J’hallucine ! Quand je me fais agresser en pleine rue, que je réclame littéralement de l’aide, personne ne bouge, mais là on vient soi-disant m’aider juste parce que j’ai élevé la voix ? Je m’apprête à envoyer l’étranger sur les roses, mais il a déjà oublié ma présence pour toiser Malik. Clairement, son problème est ailleurs. Mon voisin se lève.

« Qu’est-ce qu’elle va me faire, la couscoussière ? », ricane son adversaire.

Mon regard passe d’un visage à l’autre, alors que je cherche un moyen d’éviter la confrontation. Il y a trop de monde pour qu’une bagarre ne termine pas en mouvement de foule. Malik serre les poings, prêt à en découdre. Je pose ma main sur son avant-bras pour essayer de le calmer.

« Arrête, Malik. On n’a pas le temps pour ces bêtises. »

L’homme en face de nous à des épaules deux fois plus larges que celle de mon compagnon de route, mais ce dernier aurait peut-être l’avantage dans le métro bondé grâce à sa petite taille et sa rapidité. Et si je l’aide… Peu importe, je ne veux pas savoir qui l’emportera : je crains de perdre ou d’abimer les disques durs dans la cohue, ou pire, que la police intervienne et que l’on examine le contenu de mon sac.

« Malik, viens. Il paiera plus tard. »

Cette dernière phrase est sortie spontanément. La phrase « un monstre à la fois » me revient en mémoire. Je n’aimerais rien tant que de m’allier à Malik et de corriger ce raciste, là, tout de suite, mais ce n’est pas le moment. D’abord la chute de Tanim. On verra plus tard pour répondre aux autres agresseurs du quotidien.

Heureusement, la rame s’arrête en station et je parviens à déséquilibrer Malik assez pour le faire sortir. Le raciste a un rire gras alors qu’un nouveau flot de personnes se presse dans la rame. Il ne sortira pas. Les portes sonnent et le métro repart. Malik tire nerveusement sur sa veste froissée par la foule en me jetant un regard furieux.

« Tu vois ? C’est ça, mon quotidien : me faire insulter par des personnes ayant clairement passé moins de temps que moi dans les écoles de ce pays. Alors tu peux tenir des beaux discours, Angèle, mais la réalité est là. Comment veux-tu que je ne me sente pas différent si je passe mon temps à me le faire rappeler ?

– Hey, je n’ai jamais dit que c’était facile, okay ? Mais c’est un choix que tu as à faire Malik. Soit tu joues le jeu de ce genre d’imbéciles et tu te renfermes, soit tu te bats pour faire changer les choses. »

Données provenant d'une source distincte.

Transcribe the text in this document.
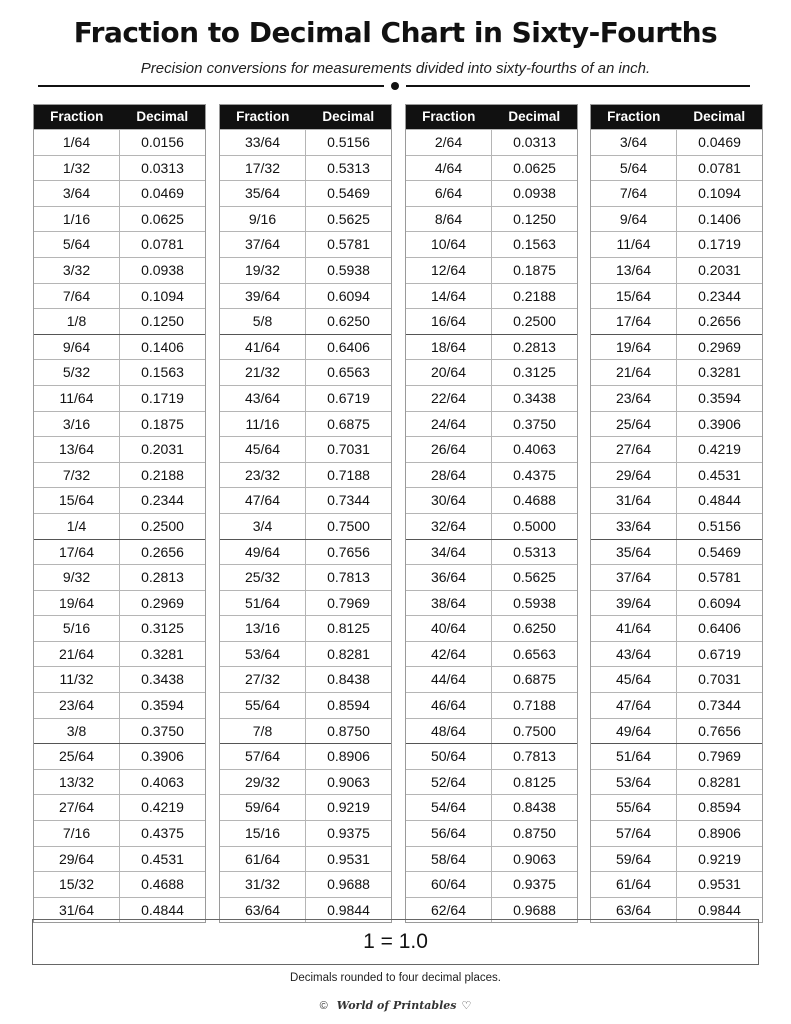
Fraction to Decimal Chart in Sixty-Fourths
Precision conversions for measurements divided into sixty-fourths of an inch.
Fraction	Decimal
1/64	0.0156
1/32	0.0313
3/64	0.0469
1/16	0.0625
5/64	0.0781
3/32	0.0938
7/64	0.1094
1/8	0.1250
9/64	0.1406
5/32	0.1563
11/64	0.1719
3/16	0.1875
13/64	0.2031
7/32	0.2188
15/64	0.2344
1/4	0.2500
17/64	0.2656
9/32	0.2813
19/64	0.2969
5/16	0.3125
21/64	0.3281
11/32	0.3438
23/64	0.3594
3/8	0.3750
25/64	0.3906
13/32	0.4063
27/64	0.4219
7/16	0.4375
29/64	0.4531
15/32	0.4688
31/64	0.4844
Fraction	Decimal
33/64	0.5156
17/32	0.5313
35/64	0.5469
9/16	0.5625
37/64	0.5781
19/32	0.5938
39/64	0.6094
5/8	0.6250
41/64	0.6406
21/32	0.6563
43/64	0.6719
11/16	0.6875
45/64	0.7031
23/32	0.7188
47/64	0.7344
3/4	0.7500
49/64	0.7656
25/32	0.7813
51/64	0.7969
13/16	0.8125
53/64	0.8281
27/32	0.8438
55/64	0.8594
7/8	0.8750
57/64	0.8906
29/32	0.9063
59/64	0.9219
15/16	0.9375
61/64	0.9531
31/32	0.9688
63/64	0.9844
Fraction	Decimal
2/64	0.0313
4/64	0.0625
6/64	0.0938
8/64	0.1250
10/64	0.1563
12/64	0.1875
14/64	0.2188
16/64	0.2500
18/64	0.2813
20/64	0.3125
22/64	0.3438
24/64	0.3750
26/64	0.4063
28/64	0.4375
30/64	0.4688
32/64	0.5000
34/64	0.5313
36/64	0.5625
38/64	0.5938
40/64	0.6250
42/64	0.6563
44/64	0.6875
46/64	0.7188
48/64	0.7500
50/64	0.7813
52/64	0.8125
54/64	0.8438
56/64	0.8750
58/64	0.9063
60/64	0.9375
62/64	0.9688
Fraction	Decimal
3/64	0.0469
5/64	0.0781
7/64	0.1094
9/64	0.1406
11/64	0.1719
13/64	0.2031
15/64	0.2344
17/64	0.2656
19/64	0.2969
21/64	0.3281
23/64	0.3594
25/64	0.3906
27/64	0.4219
29/64	0.4531
31/64	0.4844
33/64	0.5156
35/64	0.5469
37/64	0.5781
39/64	0.6094
41/64	0.6406
43/64	0.6719
45/64	0.7031
47/64	0.7344
49/64	0.7656
51/64	0.7969
53/64	0.8281
55/64	0.8594
57/64	0.8906
59/64	0.9219
61/64	0.9531
63/64	0.9844
1 = 1.0
Decimals rounded to four decimal places.
© World of Printables ♡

Oui, je tiens le même discours que celui d’Angèle-Merlin. Elle m’a dit que je pouvais améliorer les choses en influençant les décisions des gens, non ? Alors, pourquoi ne pas commencer ici ? Je reprends :

« J’aurais trouvé tout à fait justifié que tu le frappes. Je t’en ai empêché parce que là, on a autre chose à faire et c’est plus important. »

Mes mots semblent enfin atteindre la conscience de Malik. Il enfonce les mains dans les poches de sa veste et désigne l’une des sorties du métro d’un signe de menton boudeur.

« On allait bientôt descendre de toute façon. Sortons. Par là on devrait trouver des vélos à louer et ce sera toujours sympa de faire le chemin sous le ciel bleu. »

En effet. Quelques minutes plus tard, nous sommes en train de filer à vive allure dans le froid glacial en nous laissant griser par le vent et la vitesse. Les bâtiments de béton laissent peu à peu place aux larges champs cultivés et je vois les montagnes enneigées, au loin, briller sous les rayons du soleil. Malik a retrouvé sa bonne humeur. Il s’amuse à sortir de la route et sauter des talus, mettant les amortisseurs de son vélo de location à rude épreuve. J’apprécie l’échappée champêtre : cela fait des années que je ne suis ne serait-ce que sortie de ma région et j’ai l’impression d’être enfermée dans une bulle urbaine qui devient de plus en plus étouffante. Je regarde les monts enneigés au loin avec envie : un bon bol d’air frais, voilà ce qu’il me faudrait. « Tu es sûre que ce n’est pas juste l’envie de fuir tes problèmes ? », me souffle mon cerveau. J’ai un claquement de langue agacé. Malik se méprend sur son origine et annonce :

« On arrive bientôt, t’inquiète.

– J’ai surtout hâte de pouvoir me mettre au chaud… »

Je ne sens plus mes mains pétrifiées par le vent gelé, malgré mes gants.

« J’ai peur que tu ne sois déçue… »

Il bifurque sur une route en terre et je le suis, m’efforçant de maintenir le guidon droit malgré les cahots violents des pierres. Nous approchons d’une petite chapelle en ruine éventrée par les arbres du sous-bois qui l’entoure. Nous déposons nos vélos à l’abri des regards et Malik m’invite à le suivre tout en s’enfonçant entre les branches et buissons.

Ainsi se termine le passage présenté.